Twelve thousand dollars would keep her research going.

Twelve thousand dollars would keep her father’s dream alive—he’d wanted his little girl to be something, hadn’t he?

She wasn’t a rat. All the rats could expect was a tiny bowl of food pellets for their effort.

Kelsey understood fear as an academic concept. She’d written her research proposal on the topic. She knew fear was one of the oldest human emotions and one people shared with most of their animal brothers and sisters—the mammals at least. She understood the physiological effects of fear. Feeling those effects—feeling her heart quicken and her breath catch in her throat, feeling the uncomfortable, cold, clammy sensation in her stomach and the sweat form on the palms of her hands—was different.

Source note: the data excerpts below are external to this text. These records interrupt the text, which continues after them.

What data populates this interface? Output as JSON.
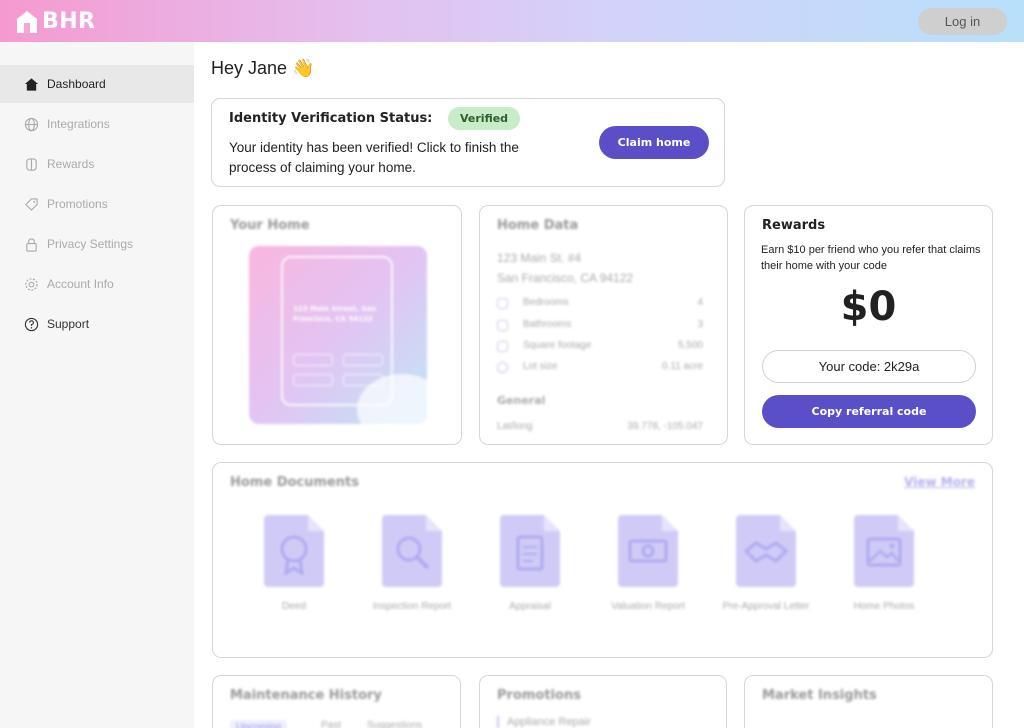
{
  "header": {
    "logo_text": "BHR",
    "login_label": "Log in"
  },
  "sidebar": {
    "items": [
      {
        "label": "Dashboard",
        "icon": "home-icon"
      },
      {
        "label": "Integrations",
        "icon": "globe-icon"
      },
      {
        "label": "Rewards",
        "icon": "gift-icon"
      },
      {
        "label": "Promotions",
        "icon": "tag-icon"
      },
      {
        "label": "Privacy Settings",
        "icon": "lock-icon"
      },
      {
        "label": "Account Info",
        "icon": "gear-icon"
      },
      {
        "label": "Support",
        "icon": "help-icon"
      }
    ]
  },
  "main": {
    "greeting": "Hey Jane 👋",
    "verification": {
      "title": "Identity Verification Status:",
      "badge": "Verified",
      "message": "Your identity has been verified! Click to finish the process of claiming your home.",
      "button": "Claim home"
    },
    "your_home": {
      "title": "Your Home",
      "image_address": "123 Main Street, San Francisco, CA 94122"
    },
    "home_data": {
      "title": "Home Data",
      "address_line1": "123 Main St. #4",
      "address_line2": "San Francisco, CA 94122",
      "rows": [
        {
          "label": "Bedrooms",
          "value": "4"
        },
        {
          "label": "Bathrooms",
          "value": "3"
        },
        {
          "label": "Square footage",
          "value": "5,500"
        },
        {
          "label": "Lot size",
          "value": "0.11 acre"
        }
      ],
      "general_title": "General",
      "general_rows": [
        {
          "label": "Lat/long",
          "value": "39.778, -105.047"
        }
      ]
    },
    "rewards": {
      "title": "Rewards",
      "description": "Earn $10 per friend who you refer that claims their home with your code",
      "amount": "$0",
      "code_label": "Your code: 2k29a",
      "copy_button": "Copy referral code"
    },
    "documents": {
      "title": "Home Documents",
      "view_more": "View More",
      "items": [
        {
          "label": "Deed",
          "icon": "seal-icon"
        },
        {
          "label": "Inspection Report",
          "icon": "magnifier-icon"
        },
        {
          "label": "Appraisal",
          "icon": "clipboard-icon"
        },
        {
          "label": "Valuation Report",
          "icon": "money-icon"
        },
        {
          "label": "Pre-Approval Letter",
          "icon": "handshake-icon"
        },
        {
          "label": "Home Photos",
          "icon": "photo-icon"
        }
      ]
    },
    "maintenance": {
      "title": "Maintenance History",
      "tabs": [
        "Upcoming",
        "Past",
        "Suggestions"
      ]
    },
    "promotions": {
      "title": "Promotions",
      "first_item": "Appliance Repair"
    },
    "market": {
      "title": "Market Insights"
    }
  },
  "colors": {
    "accent": "#5b4fc7",
    "verified_bg": "#c8ebc8",
    "doc_icon": "#cfcbf6"
  }
}
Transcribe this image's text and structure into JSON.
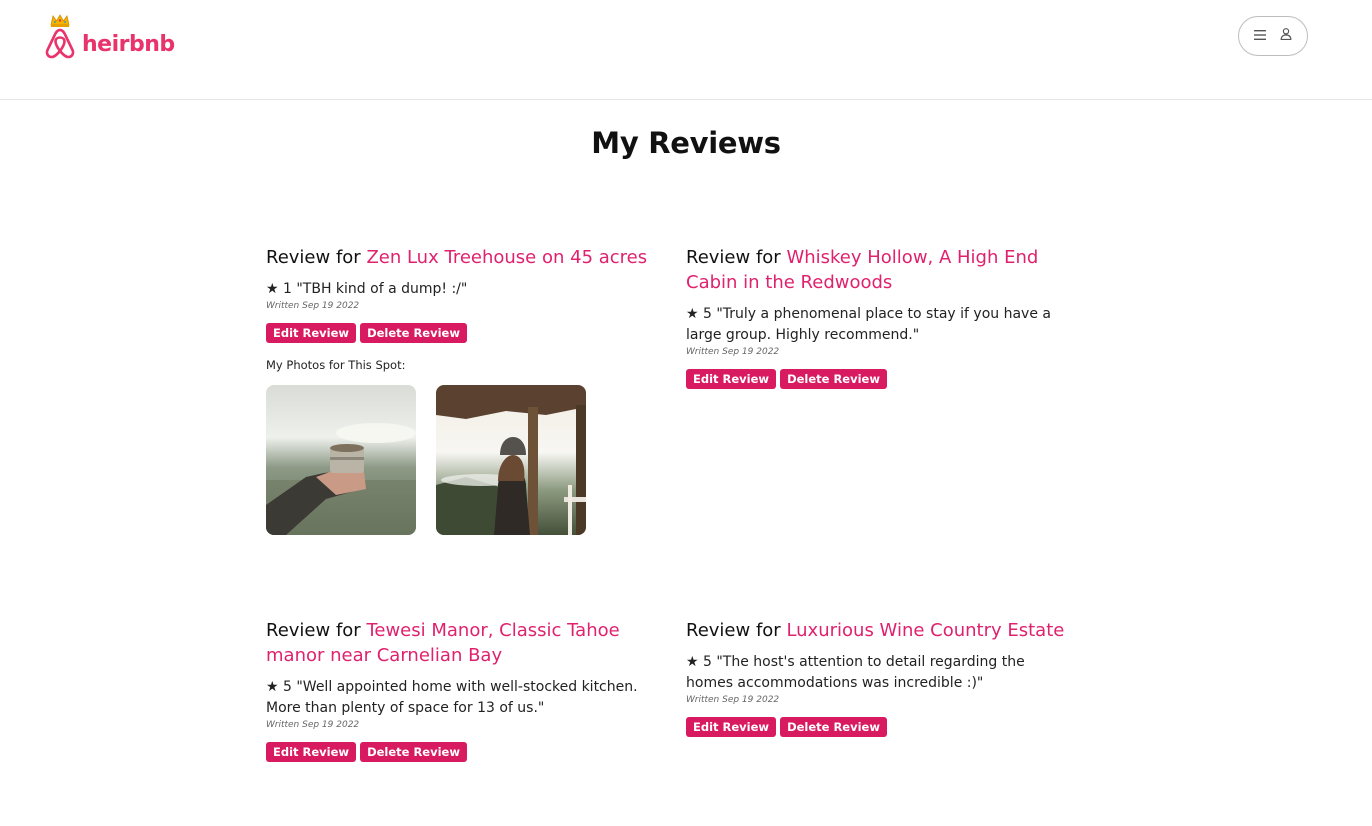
{
  "brand": {
    "name": "heirbnb",
    "accent": "#e8336b",
    "button_color": "#d81b60"
  },
  "header": {
    "menu_icon": "hamburger-icon",
    "user_icon": "user-icon"
  },
  "page": {
    "title": "My Reviews"
  },
  "reviews": [
    {
      "prefix": "Review for",
      "spot": "Zen Lux Treehouse on 45 acres",
      "rating_text": "★ 1 \"TBH kind of a dump! :/\"",
      "written": "Written Sep 19 2022",
      "edit_label": "Edit Review",
      "delete_label": "Delete Review",
      "photos_label": "My Photos for This Spot:",
      "photos": [
        "hand-holding-cup-photo",
        "person-on-porch-photo"
      ]
    },
    {
      "prefix": "Review for",
      "spot": "Whiskey Hollow, A High End Cabin in the Redwoods",
      "rating_text": "★ 5 \"Truly a phenomenal place to stay if you have a large group. Highly recommend.\"",
      "written": "Written Sep 19 2022",
      "edit_label": "Edit Review",
      "delete_label": "Delete Review"
    },
    {
      "prefix": "Review for",
      "spot": "Tewesi Manor, Classic Tahoe manor near Carnelian Bay",
      "rating_text": "★ 5 \"Well appointed home with well-stocked kitchen. More than plenty of space for 13 of us.\"",
      "written": "Written Sep 19 2022",
      "edit_label": "Edit Review",
      "delete_label": "Delete Review"
    },
    {
      "prefix": "Review for",
      "spot": "Luxurious Wine Country Estate",
      "rating_text": "★ 5 \"The host's attention to detail regarding the homes accommodations was incredible :)\"",
      "written": "Written Sep 19 2022",
      "edit_label": "Edit Review",
      "delete_label": "Delete Review"
    }
  ]
}
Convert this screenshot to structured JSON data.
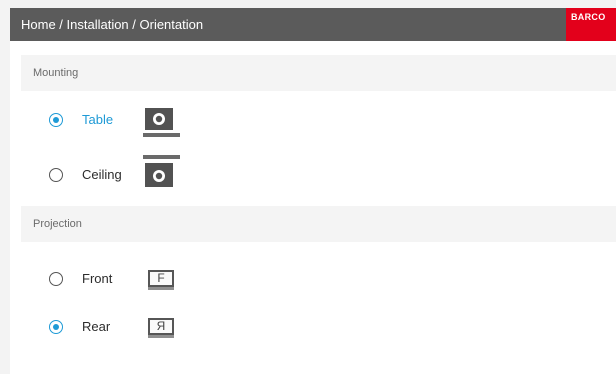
{
  "header": {
    "breadcrumb": "Home / Installation / Orientation",
    "logo_text": "BARCO",
    "colors": {
      "bar": "#5b5b5b",
      "logo": "#e3001b"
    }
  },
  "accent_color": "#1e9ad6",
  "mounting": {
    "title": "Mounting",
    "options": [
      {
        "label": "Table",
        "icon": "table-mount-icon",
        "checked": true
      },
      {
        "label": "Ceiling",
        "icon": "ceiling-mount-icon",
        "checked": false
      }
    ]
  },
  "projection": {
    "title": "Projection",
    "options": [
      {
        "label": "Front",
        "icon": "front-projection-icon",
        "icon_text": "F",
        "checked": false
      },
      {
        "label": "Rear",
        "icon": "rear-projection-icon",
        "icon_text": "Я",
        "checked": true
      }
    ]
  }
}
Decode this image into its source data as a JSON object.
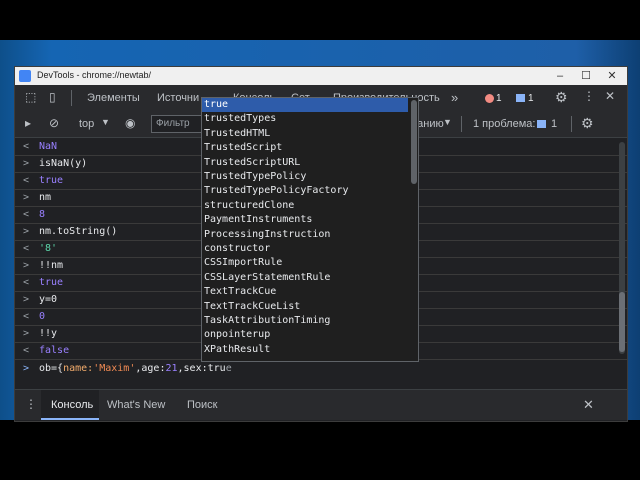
{
  "window": {
    "title": "DevTools - chrome://newtab/"
  },
  "tabs": [
    {
      "label": "Элементы"
    },
    {
      "label": "Источни"
    },
    {
      "label": "Консоль"
    },
    {
      "label": "Сет"
    },
    {
      "label": "Производительность"
    }
  ],
  "tab_overflow": "»",
  "errors_count": "1",
  "messages_count": "1",
  "toolbar": {
    "context": "top",
    "filter_placeholder": "Фильтр",
    "levels": "ианию",
    "issues_label": "1 проблема:",
    "issues_count": "1"
  },
  "console_rows": [
    {
      "arrow": "<",
      "text": "NaN",
      "kind": "purple"
    },
    {
      "arrow": ">",
      "text": "isNaN(y)",
      "kind": "input"
    },
    {
      "arrow": "<",
      "text": "true",
      "kind": "purple"
    },
    {
      "arrow": ">",
      "text": "nm",
      "kind": "input"
    },
    {
      "arrow": "<",
      "text": "8",
      "kind": "purple"
    },
    {
      "arrow": ">",
      "text": "nm.toString()",
      "kind": "input"
    },
    {
      "arrow": "<",
      "text": "'8'",
      "kind": "green"
    },
    {
      "arrow": ">",
      "text": "!!nm",
      "kind": "input"
    },
    {
      "arrow": "<",
      "text": "true",
      "kind": "purple"
    },
    {
      "arrow": ">",
      "text": "y=0",
      "kind": "input"
    },
    {
      "arrow": "<",
      "text": "0",
      "kind": "purple"
    },
    {
      "arrow": ">",
      "text": "!!y",
      "kind": "input"
    },
    {
      "arrow": "<",
      "text": "false",
      "kind": "purple"
    }
  ],
  "prompt": {
    "arrow": ">",
    "p1": "ob={",
    "p2": "name:",
    "p3": "'Maxim'",
    "p4": ",age:",
    "p5": "21",
    "p6": ",sex:tru",
    "p7": "e"
  },
  "autocomplete": [
    "true",
    "trustedTypes",
    "TrustedHTML",
    "TrustedScript",
    "TrustedScriptURL",
    "TrustedTypePolicy",
    "TrustedTypePolicyFactory",
    "structuredClone",
    "PaymentInstruments",
    "ProcessingInstruction",
    "constructor",
    "CSSImportRule",
    "CSSLayerStatementRule",
    "TextTrackCue",
    "TextTrackCueList",
    "TaskAttributionTiming",
    "onpointerup",
    "XPathResult"
  ],
  "drawer": {
    "tabs": [
      "Консоль",
      "What's New",
      "Поиск"
    ]
  }
}
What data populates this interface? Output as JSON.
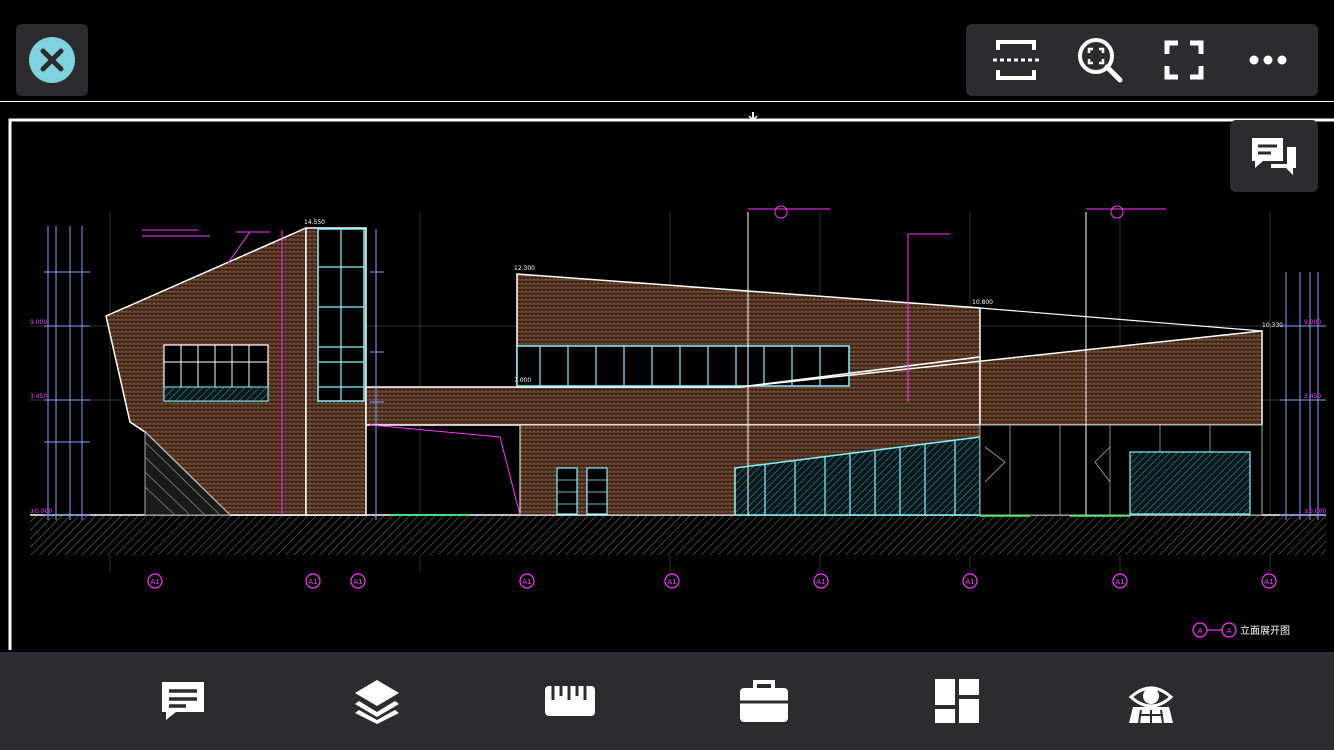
{
  "toolbar": {
    "close_icon": "close-icon",
    "tools": [
      "frame-select-icon",
      "zoom-window-icon",
      "fullscreen-icon",
      "more-icon"
    ]
  },
  "drawing": {
    "elevation_title": "立面展开图",
    "title_axis_start": "A",
    "title_axis_end": "A",
    "axis_labels": [
      "A1",
      "A1",
      "A1",
      "A1",
      "A1",
      "A1",
      "A1",
      "A1",
      "A1"
    ],
    "level_labels": [
      "9.000",
      "3.450",
      "±0.000",
      "9.000",
      "3.450",
      "±0.000"
    ],
    "height_labels": [
      "14.550",
      "12.300",
      "10.800",
      "10.330",
      "7.000"
    ],
    "line_colors": {
      "magenta": "#ff33ff",
      "cyan": "#7ff5ff",
      "brown": "#8b5a3c",
      "white": "#ffffff"
    }
  },
  "bottom_bar": {
    "items": [
      "comment-icon",
      "layers-icon",
      "ruler-icon",
      "toolbox-icon",
      "layout-icon",
      "view-3d-icon"
    ]
  }
}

She steered toward the house’s front porch. Three stories of ancient brick loomed like a monster of a maze about to swallow a tiny rat named Kelsey. 

 

~

 

Ben stepped from the porch, hands outstretched and wearing his best Hollywood smile. “Kelsey!  I can’t tell you how pleased I am that you’ve decided to join our little show. After our conversation last fall, I thought I’d lost you.”

Kelsey stood behind the driver’s door, using it like a shield. She could still turn around, drive away, and put the house behind her. She closed her eyes and saw her father’s face, but it was her mother’s words which came to her: he believed in you, Kelsey Ann.  A lump swelled in her throat as she opened her eyes. She needed the money. She needed to do something of which her father would be proud. The house would not defeat her. She moved away from the car and slammed the door shut.

“Are the others here?” she asked.

“Erin and Daniel—the students I mentioned—and the crew.  I’m still waiting on Sarah and Johnny.  Maybe they’re coming together.”

Kelsey pressed her hands against her thighs to dry the sweat. Sarah wouldn’t be coming with Johnny. She couldn’t. “I’ve got my luggage. Just the one suitcase. Should I—”

“Let me help you.”

Kelsey unlocked the trunk, and Ben hauled out the green canvas suitcase. His eyes shifted from the case to Kelsey. “A little light.”

“Only a week, right?”

“Sure. Only a week.”

He wore the grin again, always the same, less-than-reassuring smile. Ben had always given Kelsey a creepy, not-quite-centered vibe, but now the smile held an extra edge. Maybe it was the house. Only a week.  She reached for the handle of her suitcase and took it from him.

“I can handle this.”

Ben lifted his hands. “No problem. Just trying to help. I didn’t want to insult or anything, it’s just that Erin brought five bags with her. Guess she wants to look good for the camera.”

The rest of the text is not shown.